The Republican-controlled House of Representatives already passed its version of legislation to repeal and replace Obamacare, known as the American Health Care Act. Now it's up to the Republican-led Senate to pass some form of health care legislation, but just as in the House, getting both conservative and moderate Republicans on board with the same bill could be a challenge.
The House narrowly passed the AHCA in May by a vote of 217-213. Twenty Republicans joined Democrats in opposing the bill. The House bill withdrew federal funds from Planned Parenthood directly but gave states the option of giving federally allocated monies to the abortion provider.
But Senate Republicans appear more likely to directly fund Planned Parenthood. According to Fox News reporter Chad Pergram, some Senate Republicans indicated that they would "be willing to 'give' on social issues like abortion if it meant they could pass health care."

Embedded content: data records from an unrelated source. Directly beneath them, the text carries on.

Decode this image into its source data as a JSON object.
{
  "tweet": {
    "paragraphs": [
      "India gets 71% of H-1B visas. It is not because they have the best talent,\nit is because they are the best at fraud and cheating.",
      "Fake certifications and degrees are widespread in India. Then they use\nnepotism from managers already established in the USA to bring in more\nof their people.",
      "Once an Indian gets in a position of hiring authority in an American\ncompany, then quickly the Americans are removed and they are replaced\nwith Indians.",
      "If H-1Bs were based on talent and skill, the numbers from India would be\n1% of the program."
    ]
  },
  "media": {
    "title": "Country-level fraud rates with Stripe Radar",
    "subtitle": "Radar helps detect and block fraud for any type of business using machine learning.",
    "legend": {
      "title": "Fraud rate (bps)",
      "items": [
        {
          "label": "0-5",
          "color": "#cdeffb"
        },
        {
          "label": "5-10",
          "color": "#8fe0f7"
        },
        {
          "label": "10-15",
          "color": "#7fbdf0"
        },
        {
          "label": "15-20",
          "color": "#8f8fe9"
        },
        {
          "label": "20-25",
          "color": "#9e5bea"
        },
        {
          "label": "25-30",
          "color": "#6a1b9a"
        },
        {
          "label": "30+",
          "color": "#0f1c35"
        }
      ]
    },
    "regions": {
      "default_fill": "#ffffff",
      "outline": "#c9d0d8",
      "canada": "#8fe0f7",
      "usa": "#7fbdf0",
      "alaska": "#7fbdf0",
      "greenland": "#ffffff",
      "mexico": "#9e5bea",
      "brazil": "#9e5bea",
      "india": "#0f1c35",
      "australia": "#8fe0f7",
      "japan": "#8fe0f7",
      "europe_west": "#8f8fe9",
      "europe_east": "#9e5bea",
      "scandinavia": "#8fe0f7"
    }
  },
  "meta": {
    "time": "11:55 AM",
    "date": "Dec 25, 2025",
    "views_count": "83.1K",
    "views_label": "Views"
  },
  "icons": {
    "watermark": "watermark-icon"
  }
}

Some conservative GOP sens tell Fox they'd be willing to "give" on social issues like abortion if it meant they could pass health care bill— Chad Pergram (@Chad Pergram) 1497313078.0
Fox News also reported Monday that Senate Republicans have sent the Congressional Budget Office various proposals on health care for official scoring to determine its cost and the impact it would have on the health insurance market. However, Fox News reported, the GOP has yet to submit its full bill to the CBO. It's unclear what the full bill contains since Republicans have reportedly refused to release the current draft, according to the New York Daily News.
One Republican aide on Capitol Hill reportedly told Axios of the decision not to release the current draft: "We're not stupid."
The Daily News reported that it could take up to two weeks to get a Congressional Budget Office score.
Senate Republican leaders reportedly hope to move some form of health care legislation out of the upper chamber before the July 4 recess, according to Business Insider.